Of course, I have an answering machine, so when these undesirables call, they get a message telling them to leave a message -- I'm thinking of changing it to something really smarmy (We're Very Sorry we missed your call and You Are Very Important to us, so Please, Please, Please leave a message and we'll get right back to you...WHEN HELL FREEZES OVER, YOU LOSER!!! This last part won't be in the message.) -- and I dutifully hit the "Delete All" button when the display flashes the "Memory Full".
The other advantage of this strategy is that it turns my house phone into an entertainment device. Here's the scenario: I'm at home, I'm bored, and the phone rings. I look at the caller ID and see that it's my alma mater. I answer:
Earnest Student Volunteer: This in MaiXiang from Small Eastern Technical School calling. Can I talk to Dr. Wrath?
Me: Dr.Wrath?? You've got a lot of fucking nerve calling here, missy!
ESV: What? Why? What?
Me: This is Squirrely's brother. He never got over that Stonehenge Day incident at Small Eastern Technical School and dissolved himself in a vat of acid yesterday. All that was left was his IHTFP t-shirt, which was polyester so the acid had no affect on it. It was horrible and in all the papers out here.

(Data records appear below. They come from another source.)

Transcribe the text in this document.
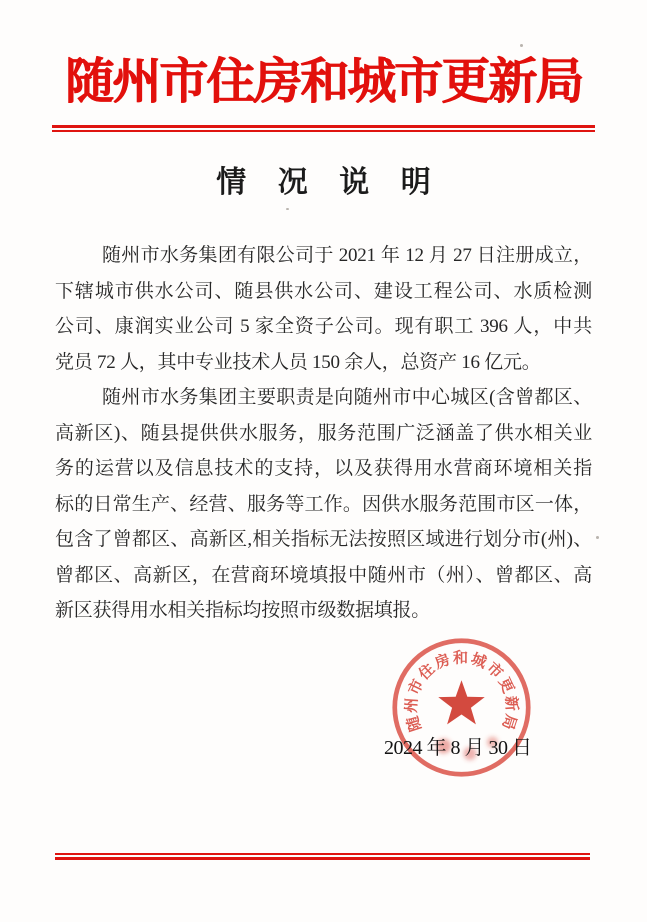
随州市住房和城市更新局
情况说明
随州市水务集团有限公司于 2021 年 12 月 27 日注册成立，
下辖城市供水公司、随县供水公司、建设工程公司、水质检测
公司、康润实业公司 5 家全资子公司。现有职工 396 人，中共
党员 72 人，其中专业技术人员 150 余人，总资产 16 亿元。
随州市水务集团主要职责是向随州市中心城区(含曾都区、
高新区)、随县提供供水服务，服务范围广泛涵盖了供水相关业
务的运营以及信息技术的支持，以及获得用水营商环境相关指
标的日常生产、经营、服务等工作。因供水服务范围市区一体，
包含了曾都区、高新区,相关指标无法按照区域进行划分市(州)、
曾都区、高新区，在营商环境填报中随州市（州）、曾都区、高
新区获得用水相关指标均按照市级数据填报。
随州市住房和城市更新局
2024 年 8 月 30 日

ESV: Oh, I am so, so sorry. That is awful...
Me: Oh, cry me a fucking river, chickie. I've got 500 gallons of acid in the garage here that used to be my brother, the EPA pounding on my door, and I don't know whether to call a funeral home or a toxic waste disposal unit....[click]
Telemarketer: Sir...I wanted to let you know that we have a special on cleaning carpets this week.
Me: Well, that's fucking awesome, because we have 35 cats and pretty much gave up on the litter box thing two years ago. How soon can you be here?
$25 dollars a month...I'm just saying.